Приподняв глаза, он увидел, что стоит перед северным сиянием. Северное сияние было огромно, многоярусно, и что-то органное было в нем. Казалось, оно слегка покачивается перед его глазами. Он смотрел на сияние. И сел на снег. Ну вот и все… Дальше он не пойдет. Бессмысленно. И сил нет. И как ему повезло в его смертный час — он первый раз в жизни увидел северное сияние, добрался, дополз, доскребся до него. Все-таки дошел. Сидеть было тоже трудно, и он лег. Так он и отойдет… Полуприкрыл глаза. Это сияние будет последним, что он увидит, если не считать темноты.

Он ожидал непреодолимо наваливающегося сна, но, как ни странно, наполнялся бодрствованием — и теплом. Открыл глаза.

Он стоял на какой-то незнакомой улице, под серым небом, среди серых домов. Мрачновато было, темновато на улице. Слегка прохладно, он поеживался. На улице никого не было. Он пошел по улице. Направление не имело значения. Дошел до площади, где стоял памятник человеку, выходящему откуда-то. Постоял возле него, поглазел. Площадь была пуста. Правда, если пересечь ее по диагонали, то вроде горят там какие-то огни. Он пошел на огни. За полсотни шагов он узнал свое любимое кафе. Раньше-то ведь он ездил туда исключительно на машине. Вот и кафешная улица. Поддатая публика устраивается, рассаживается по своим кабриолетам. Было не поздно, и не очень было многолюдно. Он вошел в свое кафе.
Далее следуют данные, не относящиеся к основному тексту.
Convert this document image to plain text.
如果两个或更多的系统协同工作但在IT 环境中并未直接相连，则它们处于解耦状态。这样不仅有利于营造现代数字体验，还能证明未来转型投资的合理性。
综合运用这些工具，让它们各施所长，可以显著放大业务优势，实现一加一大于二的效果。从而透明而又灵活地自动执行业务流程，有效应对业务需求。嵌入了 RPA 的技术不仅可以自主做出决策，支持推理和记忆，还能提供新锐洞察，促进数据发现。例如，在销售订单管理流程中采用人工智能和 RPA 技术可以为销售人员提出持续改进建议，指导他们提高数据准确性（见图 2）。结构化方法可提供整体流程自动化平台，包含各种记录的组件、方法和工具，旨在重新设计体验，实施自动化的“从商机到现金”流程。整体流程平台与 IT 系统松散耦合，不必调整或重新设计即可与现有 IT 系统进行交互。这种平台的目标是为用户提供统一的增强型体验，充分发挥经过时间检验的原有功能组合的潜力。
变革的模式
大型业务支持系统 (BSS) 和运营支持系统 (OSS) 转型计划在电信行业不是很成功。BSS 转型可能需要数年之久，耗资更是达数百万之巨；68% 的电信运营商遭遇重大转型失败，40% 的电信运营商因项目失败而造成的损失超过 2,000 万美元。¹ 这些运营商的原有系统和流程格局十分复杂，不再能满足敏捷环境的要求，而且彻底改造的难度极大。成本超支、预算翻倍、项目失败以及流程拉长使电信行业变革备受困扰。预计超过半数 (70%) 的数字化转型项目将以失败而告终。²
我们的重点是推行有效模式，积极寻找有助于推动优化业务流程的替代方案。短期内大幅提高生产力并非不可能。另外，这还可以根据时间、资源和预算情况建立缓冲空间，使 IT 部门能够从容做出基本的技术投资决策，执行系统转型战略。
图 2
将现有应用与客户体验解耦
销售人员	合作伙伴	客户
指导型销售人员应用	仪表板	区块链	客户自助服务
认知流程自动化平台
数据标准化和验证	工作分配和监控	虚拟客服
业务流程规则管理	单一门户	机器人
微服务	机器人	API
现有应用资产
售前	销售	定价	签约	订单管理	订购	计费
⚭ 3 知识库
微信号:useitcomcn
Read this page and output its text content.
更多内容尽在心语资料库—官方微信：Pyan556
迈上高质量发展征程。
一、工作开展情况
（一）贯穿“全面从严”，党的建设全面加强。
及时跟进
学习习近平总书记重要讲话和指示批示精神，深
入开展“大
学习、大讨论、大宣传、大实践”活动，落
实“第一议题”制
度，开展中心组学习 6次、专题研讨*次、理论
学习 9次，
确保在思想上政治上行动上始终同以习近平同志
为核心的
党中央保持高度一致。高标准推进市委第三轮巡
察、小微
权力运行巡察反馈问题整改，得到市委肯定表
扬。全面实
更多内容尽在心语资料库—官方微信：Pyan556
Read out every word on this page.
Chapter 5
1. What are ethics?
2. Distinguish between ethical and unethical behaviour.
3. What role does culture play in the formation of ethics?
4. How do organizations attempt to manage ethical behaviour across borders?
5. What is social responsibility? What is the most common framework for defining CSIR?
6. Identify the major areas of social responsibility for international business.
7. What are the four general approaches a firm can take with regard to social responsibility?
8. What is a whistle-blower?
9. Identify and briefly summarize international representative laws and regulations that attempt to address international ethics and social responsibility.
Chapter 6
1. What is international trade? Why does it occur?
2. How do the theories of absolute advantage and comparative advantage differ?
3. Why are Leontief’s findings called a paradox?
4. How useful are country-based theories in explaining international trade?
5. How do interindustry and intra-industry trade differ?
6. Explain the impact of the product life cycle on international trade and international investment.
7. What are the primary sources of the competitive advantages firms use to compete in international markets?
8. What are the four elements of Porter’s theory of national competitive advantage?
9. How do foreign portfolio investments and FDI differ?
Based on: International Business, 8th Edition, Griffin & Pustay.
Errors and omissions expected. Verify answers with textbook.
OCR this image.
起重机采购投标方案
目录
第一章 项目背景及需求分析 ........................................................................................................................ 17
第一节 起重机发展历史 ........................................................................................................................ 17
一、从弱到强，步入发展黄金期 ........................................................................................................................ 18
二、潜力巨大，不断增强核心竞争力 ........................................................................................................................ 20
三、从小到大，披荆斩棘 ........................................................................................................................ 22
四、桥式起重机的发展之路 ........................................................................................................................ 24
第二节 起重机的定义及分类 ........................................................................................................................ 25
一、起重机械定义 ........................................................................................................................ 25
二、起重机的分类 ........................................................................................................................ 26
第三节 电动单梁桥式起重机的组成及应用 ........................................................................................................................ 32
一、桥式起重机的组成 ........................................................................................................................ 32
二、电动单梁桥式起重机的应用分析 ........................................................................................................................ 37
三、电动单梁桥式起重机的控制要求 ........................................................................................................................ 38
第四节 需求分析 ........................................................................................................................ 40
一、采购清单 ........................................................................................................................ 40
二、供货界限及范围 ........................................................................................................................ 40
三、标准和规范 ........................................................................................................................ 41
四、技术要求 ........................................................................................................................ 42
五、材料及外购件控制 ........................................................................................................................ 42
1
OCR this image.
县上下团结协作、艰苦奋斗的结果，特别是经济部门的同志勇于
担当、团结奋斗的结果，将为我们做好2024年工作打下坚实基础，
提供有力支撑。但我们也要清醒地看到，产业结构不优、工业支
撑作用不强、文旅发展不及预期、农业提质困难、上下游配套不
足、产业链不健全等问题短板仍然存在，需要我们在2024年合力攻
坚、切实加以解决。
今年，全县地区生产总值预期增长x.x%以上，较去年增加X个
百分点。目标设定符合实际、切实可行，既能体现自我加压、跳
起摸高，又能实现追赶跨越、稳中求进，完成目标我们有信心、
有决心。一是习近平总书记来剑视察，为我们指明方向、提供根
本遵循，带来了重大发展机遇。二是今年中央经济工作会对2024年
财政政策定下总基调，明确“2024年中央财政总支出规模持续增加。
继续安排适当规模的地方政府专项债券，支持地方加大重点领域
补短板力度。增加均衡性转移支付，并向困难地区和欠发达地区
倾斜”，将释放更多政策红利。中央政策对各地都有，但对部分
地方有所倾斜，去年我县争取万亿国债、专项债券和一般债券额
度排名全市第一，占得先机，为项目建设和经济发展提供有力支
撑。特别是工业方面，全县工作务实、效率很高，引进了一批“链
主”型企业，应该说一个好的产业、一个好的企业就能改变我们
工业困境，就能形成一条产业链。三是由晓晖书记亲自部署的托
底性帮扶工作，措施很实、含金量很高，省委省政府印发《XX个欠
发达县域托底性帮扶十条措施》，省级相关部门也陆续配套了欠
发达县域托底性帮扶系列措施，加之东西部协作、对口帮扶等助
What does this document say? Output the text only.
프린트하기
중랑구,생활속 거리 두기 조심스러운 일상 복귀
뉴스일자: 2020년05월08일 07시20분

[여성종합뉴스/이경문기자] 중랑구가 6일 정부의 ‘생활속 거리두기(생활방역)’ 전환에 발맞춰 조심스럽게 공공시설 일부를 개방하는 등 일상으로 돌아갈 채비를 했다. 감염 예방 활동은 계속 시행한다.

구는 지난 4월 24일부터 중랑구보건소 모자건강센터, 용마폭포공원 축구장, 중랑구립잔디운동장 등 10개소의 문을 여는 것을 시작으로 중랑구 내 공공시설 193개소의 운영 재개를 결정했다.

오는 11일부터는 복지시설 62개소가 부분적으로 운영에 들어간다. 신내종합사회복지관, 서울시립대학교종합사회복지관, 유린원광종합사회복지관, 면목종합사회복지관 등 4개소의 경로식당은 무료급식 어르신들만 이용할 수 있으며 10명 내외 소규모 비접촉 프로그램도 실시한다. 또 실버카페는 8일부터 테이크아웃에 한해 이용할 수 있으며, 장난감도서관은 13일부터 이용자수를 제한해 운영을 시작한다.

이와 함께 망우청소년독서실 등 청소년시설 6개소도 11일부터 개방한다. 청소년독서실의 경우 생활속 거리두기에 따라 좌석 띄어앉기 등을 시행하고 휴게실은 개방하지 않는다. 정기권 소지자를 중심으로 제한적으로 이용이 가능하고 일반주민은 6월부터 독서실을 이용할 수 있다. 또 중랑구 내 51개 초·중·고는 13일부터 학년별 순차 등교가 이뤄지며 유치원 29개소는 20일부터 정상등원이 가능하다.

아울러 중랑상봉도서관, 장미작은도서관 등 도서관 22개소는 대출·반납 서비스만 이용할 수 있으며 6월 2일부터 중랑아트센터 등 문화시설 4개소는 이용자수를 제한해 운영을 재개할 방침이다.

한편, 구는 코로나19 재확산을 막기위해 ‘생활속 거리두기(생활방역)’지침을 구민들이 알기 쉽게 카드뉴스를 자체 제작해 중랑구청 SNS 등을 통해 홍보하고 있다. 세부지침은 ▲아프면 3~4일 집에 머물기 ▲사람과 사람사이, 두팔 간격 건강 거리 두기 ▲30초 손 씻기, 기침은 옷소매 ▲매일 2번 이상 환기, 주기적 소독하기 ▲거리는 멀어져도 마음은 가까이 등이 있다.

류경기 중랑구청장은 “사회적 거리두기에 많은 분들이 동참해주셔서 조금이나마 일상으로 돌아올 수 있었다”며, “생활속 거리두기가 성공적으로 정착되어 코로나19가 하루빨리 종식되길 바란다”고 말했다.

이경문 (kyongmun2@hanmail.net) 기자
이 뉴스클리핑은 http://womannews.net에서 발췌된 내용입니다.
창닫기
Кафе своей вычищенностью, вышколенностью напоминало офис. Выдрессированный персонал в темных костюмах бордового оттенка, в пиджаках и в юбках. Коротко, делово стриженные. Скатерти на столе — идеально выглаженные, идеально положенные. Аккуратнейшим образом свернутые салфетки, к которым он никогда не прикасался, — это казалось варварством, как в каком-нибудь музее, — а просил принести себе бумажных. И мебель была офисная. Ему ведь и нужен был офис. Бывать в городе не в офисе он давным-давно отвык. (Единственное исключение — его комната, с рассыпанным повсюду пеплом, со старыми шлепанцами, с валяющимися книгами и пластинками; свинство и глубокая упрятанность — вот что такое домашний уют, так он думал.) Он прошел в самый дальний угол, на свое обычное место. По пути сделал ручкой официантке, которая постоянно обслуживала его. Действительно, как только она освобождалась, шла к нему первому. Она и теперь, увидев его, улыбнулась и кивнула ему — сейчас освобожусь, подойду.